There’s always a danger in doors; they secure our world but also knock loudly with the Other. According to the old Irish dinshenchas, the hero Riach places into a well the severed heads of warriors slain in battle. The presence of the heads seems to magically affect the water and it becomes highly dangerous. In order to prevent it from rising up against him, Riach constructs a building over it in which it can be contained. But one night he forgets to place the capstone “door” back over the well one night and it rises up and drowns him.

Today our theme is Doors: Portals in, passage out. Find a door and try it.  Will it open or is it barred? Half-open, almost-closed? What freedom flows in as you go out? And what is the melancholy click of a door closing forever? Is there one door representative of the whole, a page which emblems the bestiary? Or is there a poem which resembles a house-shaped Advent calendar, with a door or window to peer into along every step of its way? You choose.

Write a poem about one door (or many) and bring it back here to share with your fellow portalettes. (Hmm.) What will we open on our separate lily pads? What singing skulls and water wonders we will find! What an Advent calendar we will house!


17 comments:

brudberg said...

Doors lend itself to great metaphors... both as locked and open.

Sanaa Rizvi said...

Loved the prompt, Brendan! Sharing my poem 'of desire (and a door left ajar) Happy Weekend, everyone!💞

Rosemary Nissen-Wade said...

This one struck a chord! (The 'mini' is in the line length.)

Toni Spencer said...

Excellent prompt. I have posted my haibun. Hope you all like it.

hedgewitch said...

This is a rich prompt, B--I wish I had the time or the great good luck to be able to write a new poem for it, but I did post an older one in honor of this ever-alluring open-shut mystique you illustrate for us so well. I am not linking, as i will not be around to return visits this week, but hated to ignore this completely.

the walking man said...

I hope I am not leaping onto a pad where the waters are too deep. I wouldn't want to croak after all. Wait I think I a'ready toad that joke! Damn. Anyway doors lend themselves readily to the imagination so I figured why not, try the prompt and go with it.

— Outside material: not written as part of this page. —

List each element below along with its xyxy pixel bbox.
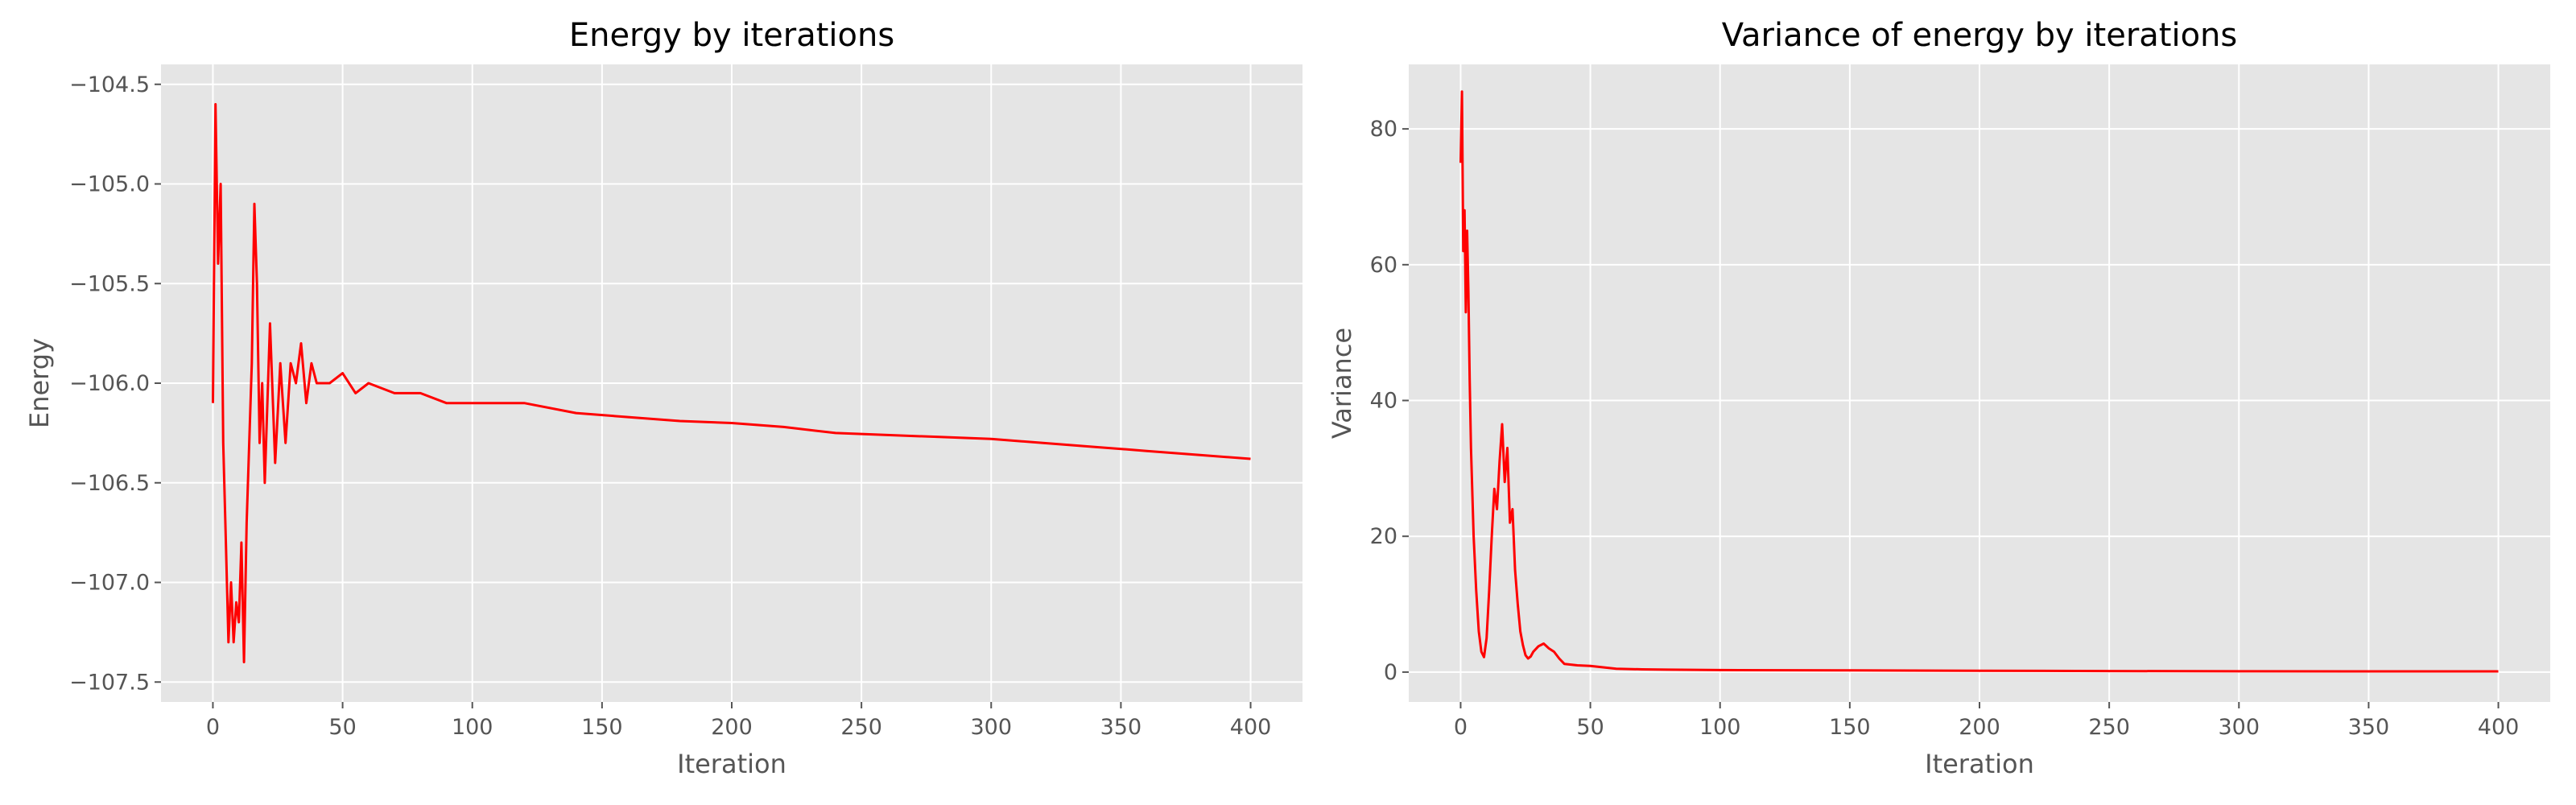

Be Well in the garden with real toads.

hyperCRYPTICal said...

Brilliant prompt Brendan - I've been working on it since last night. Loved the adventure of finding an answer.
Anna :o]

Kerry O'Connor said...

Hi Brendan, I'm just stopping by to say how much I love this prompt, and so enjoyed reading your entire post. Regrettably, I'm not in the writing frame of mind at this time but I feel certain that this is an idea I shall revisit when the muse returns. Thanks for being such a gracious host.

A happy weekend to all.

paulscribbles said...

Hi Brendan. A great prompt that offers a plethora of possibilities. I am slowly picking up the writing again after a full blown foray into rhythmical initiation.Hope to find something to contribute shortly.

X said...

Thanks Brendan for the lens to focus a thought that was kicking around my head yesterday. The reminder of Janus' connection to doors brought it all together for me

Susie Clevenger said...

Thank you Brendan for this prompt. Recent events have urged me to speak up.

Gillena Cox said...

Great prompt, lots of door stuff to read too

much love...

Brendan MacOdrum said...

Thanks to all of you -- as I had hoped, for every lily pad at the pond a Door! What a feast it has been.

Brendan MacOdrum said...

@X, I didn't see a comment link on your post but man, what a door. And when do we ever quite get Inside?

Marian said...

Brendan, thank you for this great prompt! It brought several ideas to mind so I think I'll return to doors later. For now, I have a car door for you. :)

Unknown said...

"Great idea!" she says, peering through the half-opened door. Hmmm, what's behind there!
MNL Cactus Haiku

cricket said...

thanks, Brendan. add my voice to the chorus on X's post, too.